The historic coastal town of Berwick-upon-Tweed sits a convenient distance between Edinburgh and York on the East Coast railway. It’s not a place you hear much about – I think it once featured on an Antiques Road Trip – and it certainly isn’t counted amongst the most popular British resorts. However, if you take the time to visit this interesting and confident little town you are sure to be impressed.
Berwick-upon-Tweed is situated at the very northern end of Northumberland and not as would seem more appropriate in the neighbouring historic Scottish county of Berwickshire. To add to the confusion there is also a North Berwick in Scotland but that’s not in Berwickshire either but in East Lothian. How Berwick-upon-Tweed came to be south of this border is the result of centuries of conflict. It is claimed to be one of the most fought over towns in Europe and it certainly changed hands a good number of times. This borderland feeling has certainly added to the character of the town and even influenced the local dialect which shares common features with other Northumbrian dialects whilst also containing elements from the Scots language as well.
One of the most impressive features of this town is its walls and fortifications. The oldest remains date back to the early 14th century but the majority is from the Elizabethan period when there was a large-scale rebuilding of Berwick’s fortifications. These walls were certainly a necessary addition as the border region was notoriously lawless with bands of raiders known as reivers frequently pillaging the area as well as the armies from both sides of the border vying for control. The walk around Berwick’s town walls is well worth the effort, the fortifications themselves are very impressive but the route also takes in interesting architecture and fine views out to sea, the long sandy beaches and the little lighthouse in the estuary. Within the walls, you will also find a 17th century church and a Georgian town hall and barracks, outside there’s the Jacobean bridge known as the Old Bridge, the 1920s Royal Tweed Bridge and the remarkable Victorian Royal Border Bridge which still carries the main railway line from Northumberland to Scotland. For those with a penchant for art, there is also a tour round Berwick based on the paintings of L.S. Lowry who holidayed in Berwick annually during the 1930s and a number of local scenes are immortalised in his work.

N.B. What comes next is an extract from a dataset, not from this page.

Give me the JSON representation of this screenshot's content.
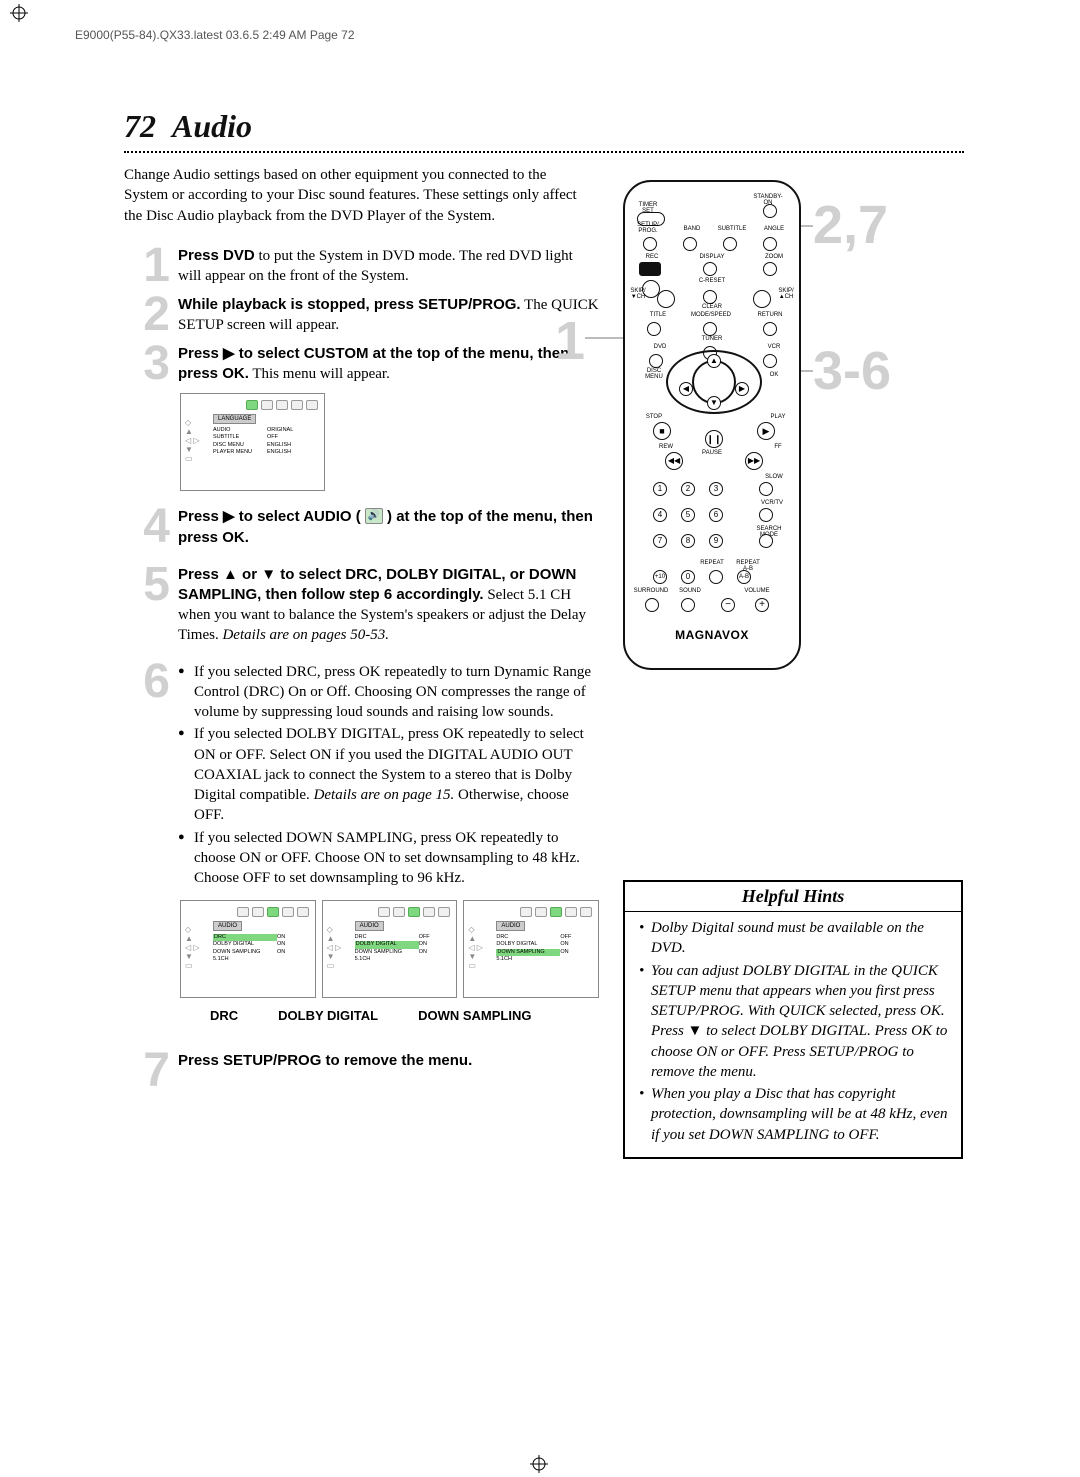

Berwick doesn’t disappoint when it comes to gastronomy either. It is home to the Berwick Cockle, a mint-flavoured red and white boiled sweet that was first made in the town as far back as 1801. The Cowe family were the guardians of this regional speciality and the recently restored buildings can still be seen in Bridge Street. Berwick also gained a reputation for the wild salmon caught in the Tweed using a net and a local type of boat called a coble. This method is said to be 900 years old and is still preserved and maintained today by a local organisation. British cuisine is widespread across Berwick’s impressive number of restaurants and many use local or regional ingredients. I had a breakfast of Scottish produced porridge with local heather honey at Audela in Bridge Street and had I stayed longer there certainly were a lot of other enticing options. If you’re looking for something from further afield Berwick has a good array of international restaurants as well, even a Lebanese restaurant in Golden Square.
The morning I spent in Berwick whilst en route from Edinburgh to Yorkshire certainly was not long enough to appreciate everything this special place has to offer. I’ve since read that the town is a good place to spot seals and that Spittal Beach, on the opposite side of the Tweed, is an excellent place to find sea glass. I’m sure I’ll be returning soon especially as there are so many other attractions nearby; you can walk from Berwick down to Holy Island, the attractive Scottish coastal town of Dunbar is just a 40-minute drive away and you can get to the cathedral city of Durham by a short train journey.